The NAACP used social media and advertised through the Carl Maxey Center, and team members made a lot of phone calls out to households in anticipation of their clinics.
Every three weeks, from January to mid-June, there was a community clinic at the NATIVE Project. Each community organization had specific dates for their clinics, so culturally appropriate food, entertainment and translation was available. The turnout was so staggering that some days, they had to turn people away when they ran out of doses.
The NATIVE Project was not the only group arranging community clinics with organizations. The MLK Center and the Pacific Islander Community Association were coordinating clinics with the Spokane Regional Health District at the same time.
The NATIVE Project allowed each community group to tailor their vaccine clinic to what their community needed most. Latinos en Spokane brought in El Mercadito, the free farmer’s market, for their vaccine clinics. Translators and a welcome environment, free of doctors asking for insurance or potentially intimidating police or National Guardsmen, were vital.
“When you don’t have the language skills and don’t know the people there, it’s not a safe environment,” said Jennyfer Mesa, executive director of Latinos en Spokane.
The NATIVE Project inverted the whole narrative, Mesa said, creating a welcome and safe space where Latinx community members were not worried about being turned away or not having access to a doctor to ask questions.
With the inherent racism that nonwhite communities experience regularly, seeing community members, hearing information in your first language and feeling comfortable at the clinics was vital to their success.

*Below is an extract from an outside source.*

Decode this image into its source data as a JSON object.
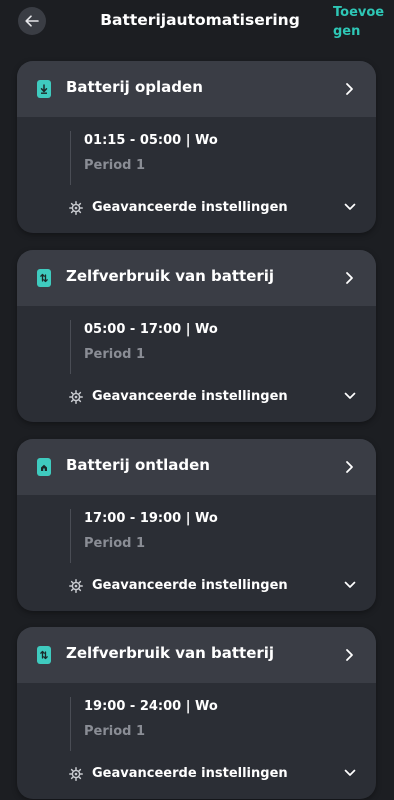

Duncan, with the NAACP, said the clinics were an example of soulful leadership, with the NATIVE Project extending community trust, and community groups in turn offering that trust to those who showed up to get their shots.
“Communities of color do better when they receive resources and access to resources from people of color,” she said.
The efforts made by not only the NATIVE Project, but all the community groups is at least partially evident in Spokane County’s current vaccine data. The overtime of the NATIVE Project doctors, nurses, medical assistants and every staff member who could vaccinate someone or help with the clinics paid off.
“It was more of a spiritual call to action than work,” Dressler said, reflecting on the last six months.
There is still work to be done.
Lodge and her team anticipate ramping up the clinics again when children younger than 12 become eligible for the vaccine.
Mesa and the Latinos en Spokane team continue to host clinics. Last week, they hosted a late night clinic with Range Community Clinic specifically for construction workers and got 50 people vaccinated, Mesa said.
While local race and ethnicity vaccine data is not comprehensive or granular enough to capture details, overall percentages show that white and Hispanic populations in Spokane County are disproportionately not getting vaccinated against COVID-19.
Hispanic residents who are eligible for the vaccine make up 5% of Spokane County’s population but just 4% of the population that has received at least one dose.
White Spokane County residents, however, make up the lion’s share of those who are not getting vaccinated. White residents 12 and over make up 86% of the county’s population but just 80% of those who have received at least one dose of a vaccine, according to Department of Health data.
Statewide and in Spokane County, Hispanic populations have lower vaccine rates than other racial groups.
Mesa thinks it’s an access and assistance issue.
“COVID has highlighted the many inequities that immigrants and people of color and undocumented families face in Washington state,” Mesa said. “We can’t expect people to come to the party when they’ve never been invited to the party before.”
The NATIVE Project vaccination clinics created a sense of solidarity among communities of color in the county, Duncan said.
“What it showed and proved is: We’re capable of taking care of ourselves when we’re given the resources to do so,” she added.